Chaudhary followed up the video on Jan. 26 with the first of two hourlong Zoom sessions – opportunities for parents and others to ask questions and learn more about the subject. Thirteen people participated in the first Zoom session, according to Denair Superintendent Terry Metzger. A second session is planned for Tuesday, Feb. 2 from noon to 1 p.m.
A link to sign up for the session in advance is posted on the district’s website. Attendees who register will then be sent a direct link to the Zoom session. They also will be able to pose questions ahead of time for Chaudhary to answer to avoid any unease that may come by asking them when others can hear during the Zoom discussion.
In an effort to focus and guide the conversation, Metzger said there will be a maximum of 20 participants allowed in the Zoom sessions.

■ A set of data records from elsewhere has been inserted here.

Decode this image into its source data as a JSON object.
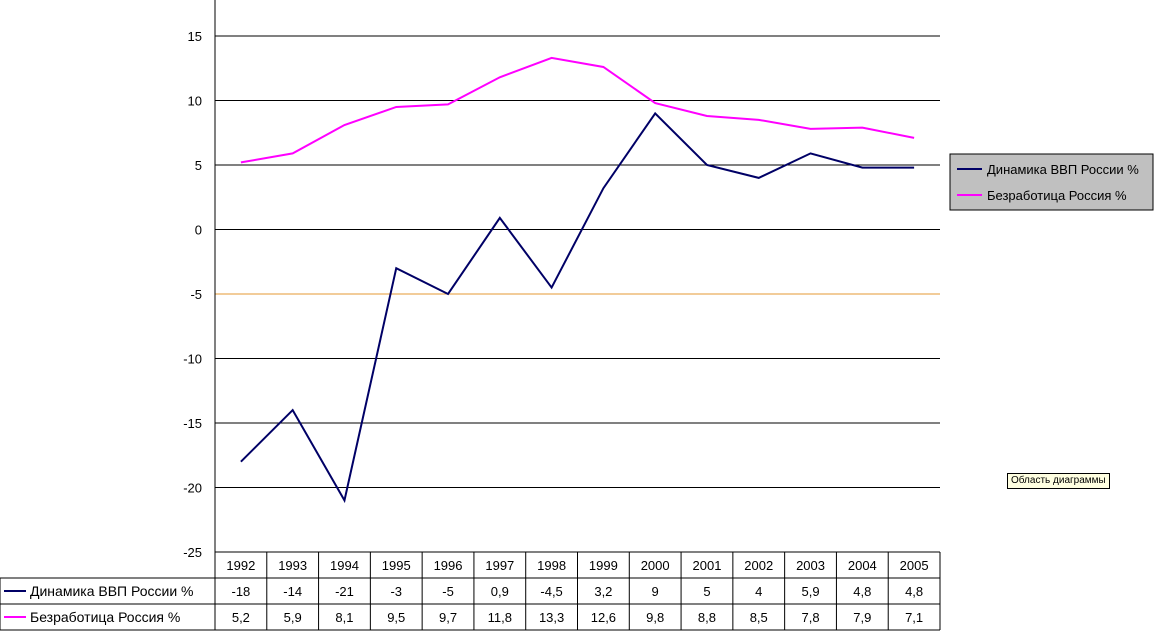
{
  "chart_data": {
    "type": "line",
    "categories": [
      "1992",
      "1993",
      "1994",
      "1995",
      "1996",
      "1997",
      "1998",
      "1999",
      "2000",
      "2001",
      "2002",
      "2003",
      "2004",
      "2005"
    ],
    "series": [
      {
        "name": "Динамика ВВП России %",
        "color": "#000066",
        "values": [
          -18,
          -14,
          -21,
          -3,
          -5,
          0.9,
          -4.5,
          3.2,
          9,
          5,
          4,
          5.9,
          4.8,
          4.8
        ],
        "labels": [
          "-18",
          "-14",
          "-21",
          "-3",
          "-5",
          "0,9",
          "-4,5",
          "3,2",
          "9",
          "5",
          "4",
          "5,9",
          "4,8",
          "4,8"
        ]
      },
      {
        "name": "Безработица Россия %",
        "color": "#ff00ff",
        "values": [
          5.2,
          5.9,
          8.1,
          9.5,
          9.7,
          11.8,
          13.3,
          12.6,
          9.8,
          8.8,
          8.5,
          7.8,
          7.9,
          7.1
        ],
        "labels": [
          "5,2",
          "5,9",
          "8,1",
          "9,5",
          "9,7",
          "11,8",
          "13,3",
          "12,6",
          "9,8",
          "8,8",
          "8,5",
          "7,8",
          "7,9",
          "7,1"
        ]
      }
    ],
    "ylim": [
      -25,
      15
    ],
    "yticks": [
      15,
      10,
      5,
      0,
      -5,
      -10,
      -15,
      -20,
      -25
    ],
    "ytick_labels": [
      "15",
      "10",
      "5",
      "0",
      "-5",
      "-10",
      "-15",
      "-20",
      "-25"
    ],
    "highlight_gridline": {
      "value": -5,
      "color": "#e69933"
    },
    "grid": true,
    "legend_position": "right",
    "data_table": true
  },
  "tooltip": "Область диаграммы",
  "colors": {
    "axis": "#000000",
    "grid": "#000000",
    "legend_bg": "#c0c0c0"
  }
}
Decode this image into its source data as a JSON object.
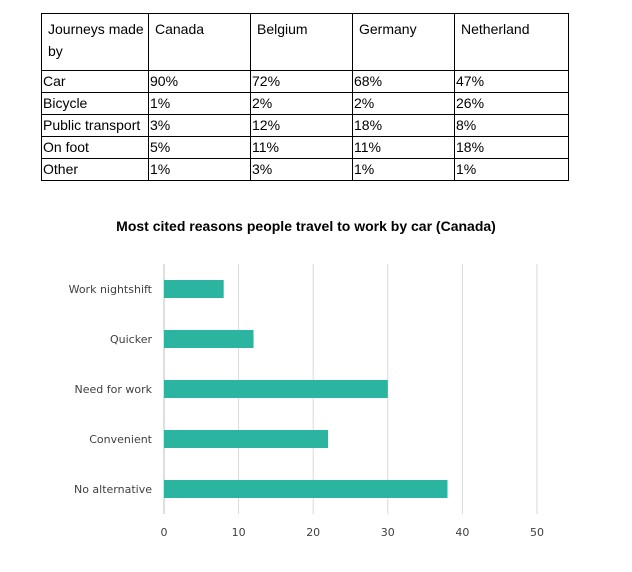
{
  "table": {
    "header": [
      "Journeys made by",
      "Canada",
      "Belgium",
      "Germany",
      "Netherland"
    ],
    "rows": [
      [
        "Car",
        "90%",
        "72%",
        "68%",
        "47%"
      ],
      [
        "Bicycle",
        "1%",
        "2%",
        "2%",
        "26%"
      ],
      [
        "Public transport",
        "3%",
        "12%",
        "18%",
        "8%"
      ],
      [
        "On foot",
        "5%",
        "11%",
        "11%",
        "18%"
      ],
      [
        "Other",
        "1%",
        "3%",
        "1%",
        "1%"
      ]
    ]
  },
  "chart_data": {
    "type": "bar",
    "orientation": "horizontal",
    "title": "Most cited reasons people travel to work by car (Canada)",
    "categories": [
      "Work nightshift",
      "Quicker",
      "Need for work",
      "Convenient",
      "No alternative"
    ],
    "values": [
      8,
      12,
      30,
      22,
      38
    ],
    "xlim": [
      0,
      50
    ],
    "xticks": [
      0,
      10,
      20,
      30,
      40,
      50
    ],
    "grid": "vertical",
    "bar_color": "#2bb5a0"
  }
}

Spanish translation of the videos and the Zoom calls will be available upon request.
Chaudhary is a Harvard-trained child, adolescent and adult psychiatrist and founder of Stanford Brainstorm, which was started in 2016 as the world’s first academic lab dedicated to mental health innovation and entrepreneurship.
The video on childhood depression and two follow-up Zoom discussions are the first parts of what is intended to be a yearlong series. On the first Tuesday of each month, the district will post another video with Chaudhary introducing a specific mental health topic. Then, on the following two Tuesdays, the Zoom sessions will be scheduled to allow parents and others to talk with Chaudhary and delve more deeply into the topic.
The arrangement is believed to be the first of its kind in Stanislaus County and among just a handful nationwide.
The program is being funded through a grant from Legacy Health Endowment in Turlock, which has worked with the district on a variety of other health initiatives.
The timing of the new program is directly related to the impact of the COVID-19 pandemic on Denair’s 1,300 students, their families and school employees, Metzger said. Most students have been taught exclusively via distance learning since Denair’s four campuses were closed in March. The situation has created stress at every level of the education system.
Metzger described Chaudhary’s role as instructional rather than clinical. The goal is to give parents tangible resources and information that will help them with any issues their children may be experiencing. A second part of the mental health initiative involves the district surveying teachers about mental health topics they’d like to discuss with an expert. Once that information has been collected, Metzger said, Chaudhary will conduct a combination of teaching and drop-in sessions “to help teachers build their own understanding and hopefully apply their learning to their work with students as well as in their own lives and families.”